Permettetemi di rammaricarmi in napoletano: “Se doveva fa monaca, chilla scema! Io putive esse biondo, alto, bellissimo, co’ tutte ‘e fimmene che me currieno appresso; no! Piccolo e nero!”.
Il matrimonio con Filomena fu felice e fecondo: 11 parti, 6 nati, 3 maschi e 3 femmine, di cui 2 si fecero suore. La madre morì anzitempo e la prima figlia, Francesco, restò in famiglia ad accudire i fratelli e poi il vecchio padre.

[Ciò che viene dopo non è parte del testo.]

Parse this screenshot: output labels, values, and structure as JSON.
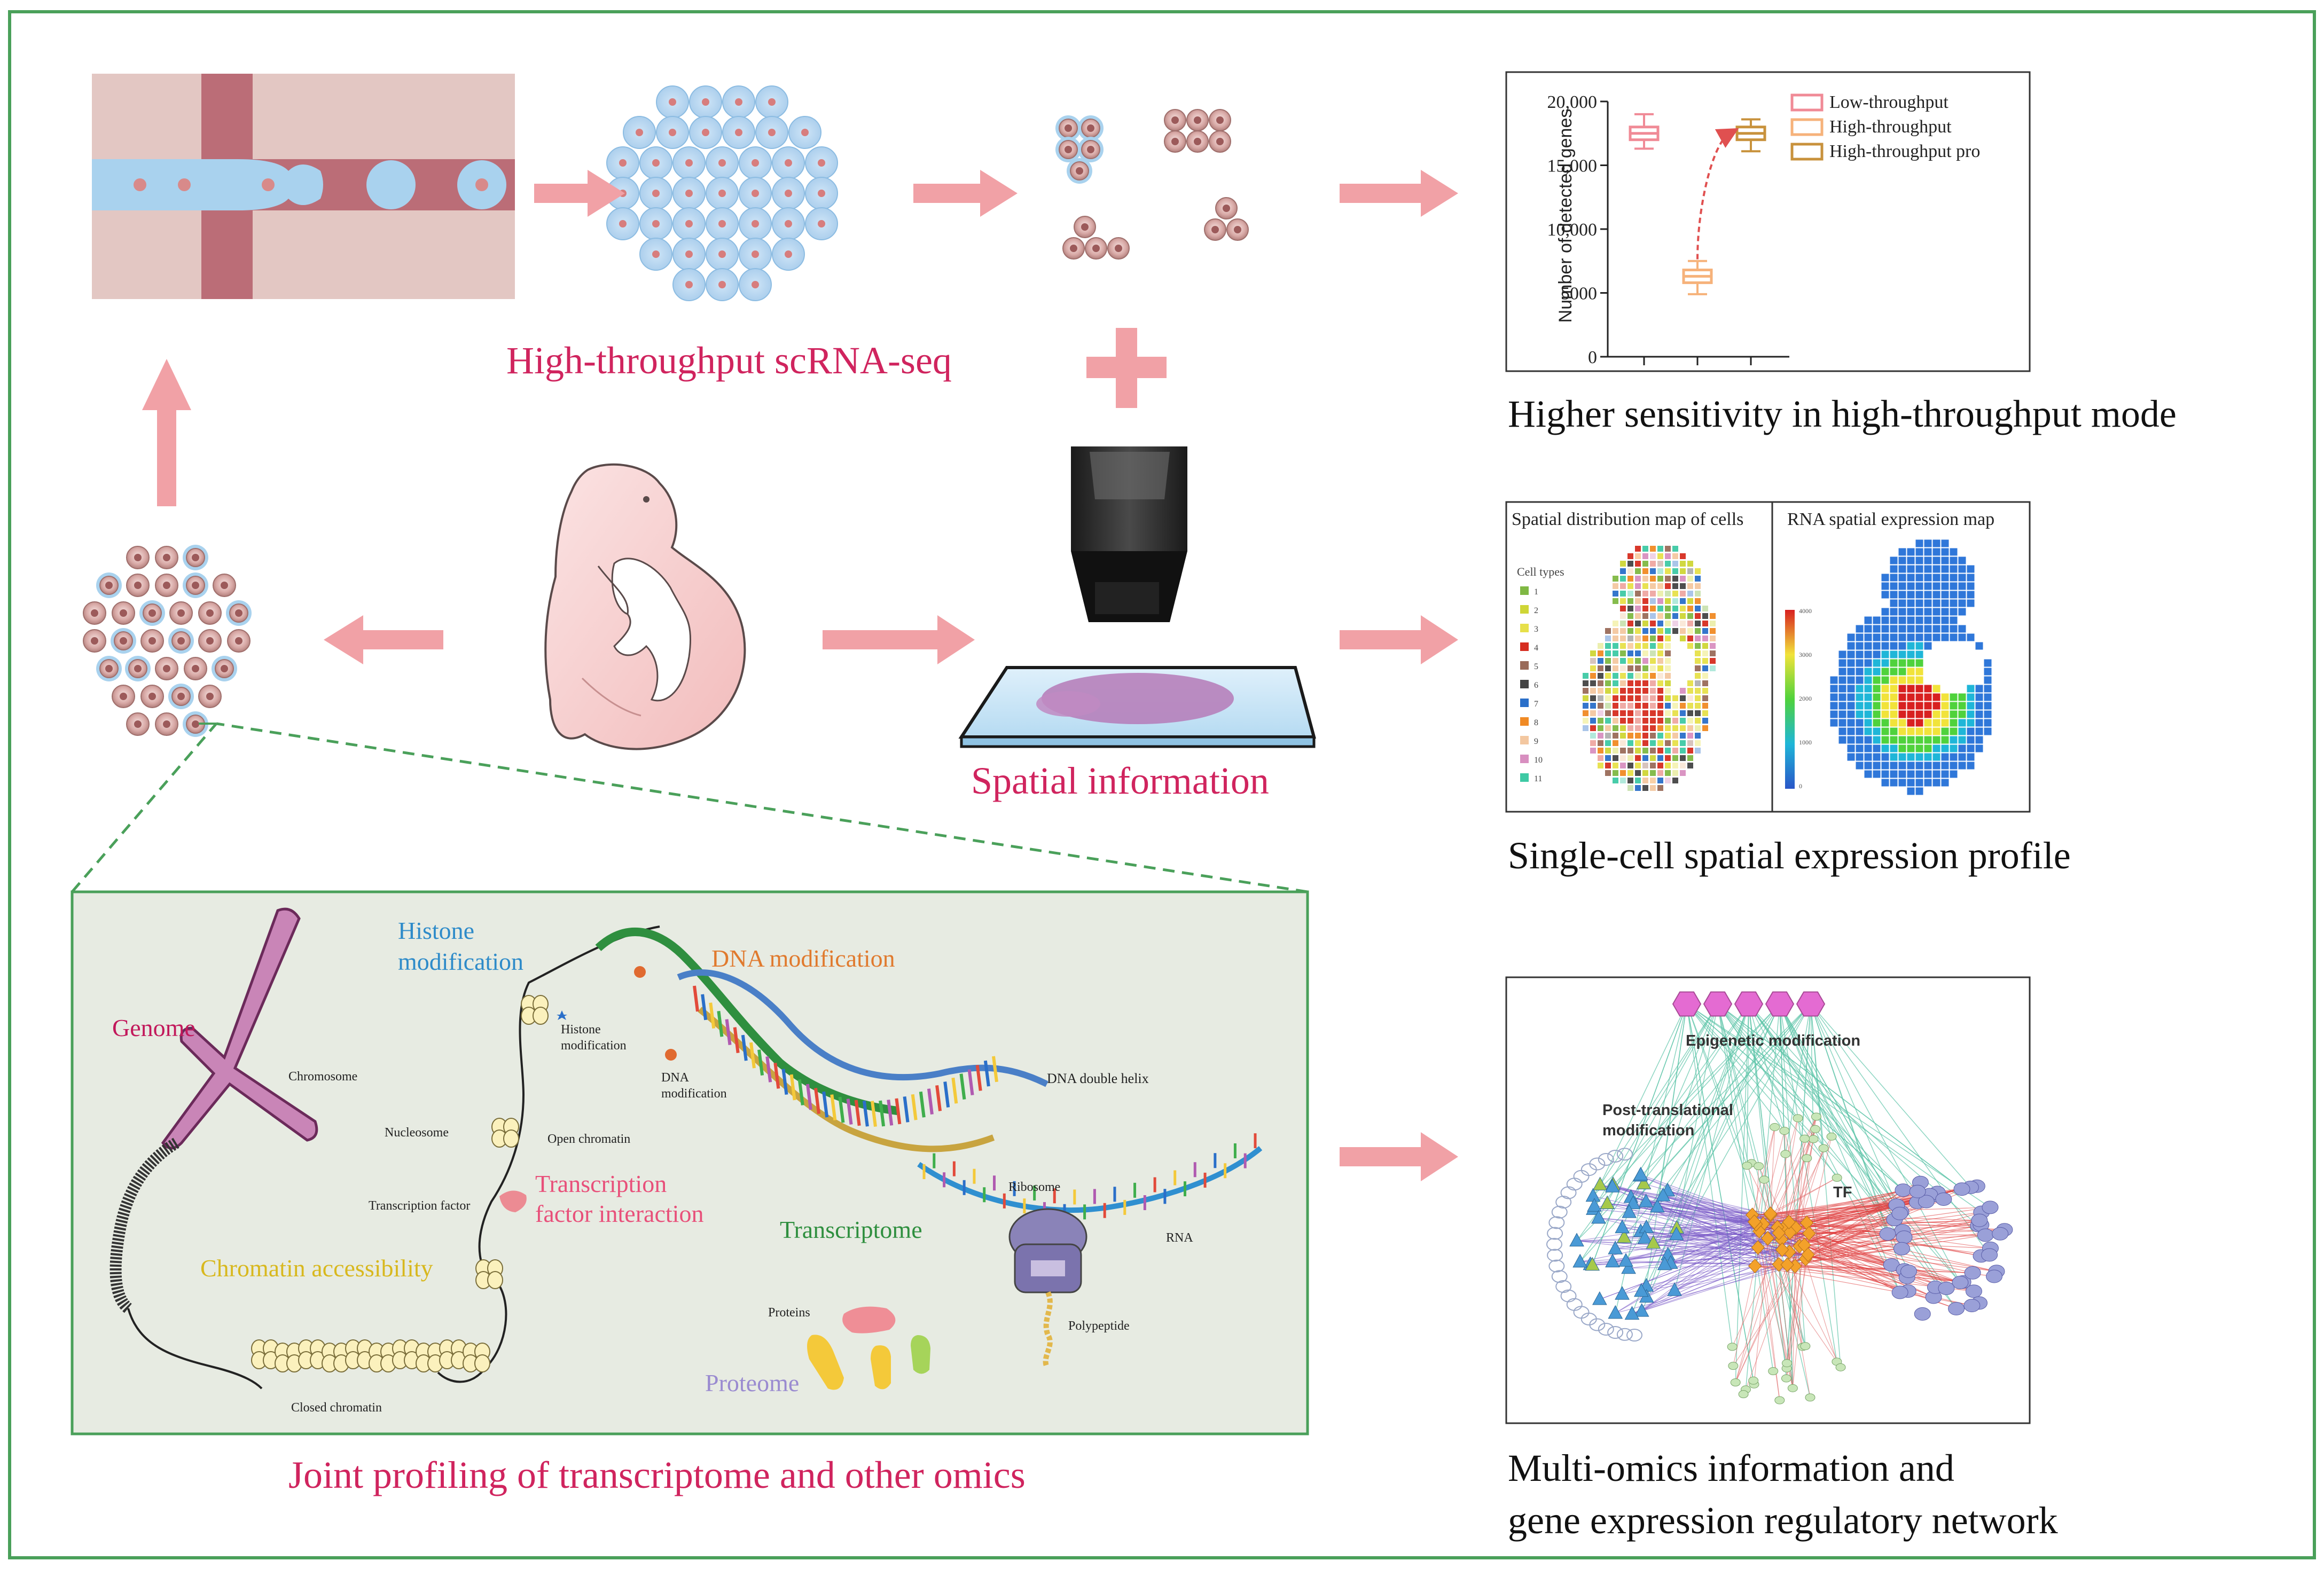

Dopo il matrimonio era successo un fatto importante: nel 1861 fu proclamata l’Unità d’Italia; le Ferrovie dello Stato cercavano tecnici per l’Officina Centrale posta a Firenze. Sono balle le canzoni: “luntane ‘e Napule nun se po’ staaa”. Gennaro fu ben contento di lasciare quella città amara, specie con lui e fece benissimo; perché si evitò un altro terribile colera, che si sarebbe ripetuto nel 1884. Con coraggio e fiducia, con la moglie Filomena ed i primi 2 figli si trasferì a Firenze. Fu un tecnico delle ferrovie molto apprezzato; da essere mandato all’Esposizione di Parigi, a presentare la macchinetta per bucare i biglietti, che lui aveva perfezionato, se non inventato. Si erano stabiliti in un quartiere allora moderno, in via Pompeo Neri. Famiglia numerosa e tutti i figli agli studi, futuri colletti bianchi; un po’ per necessità e molto per passione, Gennaro si attrezzò un’officina in soffitta ed eseguiva lavori di meccanica per conto terzi. Continuò ad andare a messa tutti i giorni, a recitare il rosario camminando, la domenica a rientrare con le paste per i nipoti; uomo di pace, il 4 novembre 1918 fine della Grande Guerra, si spense serenamente ad 81 anni, fissando il quadro della Madonna, che si era portato da Napoli.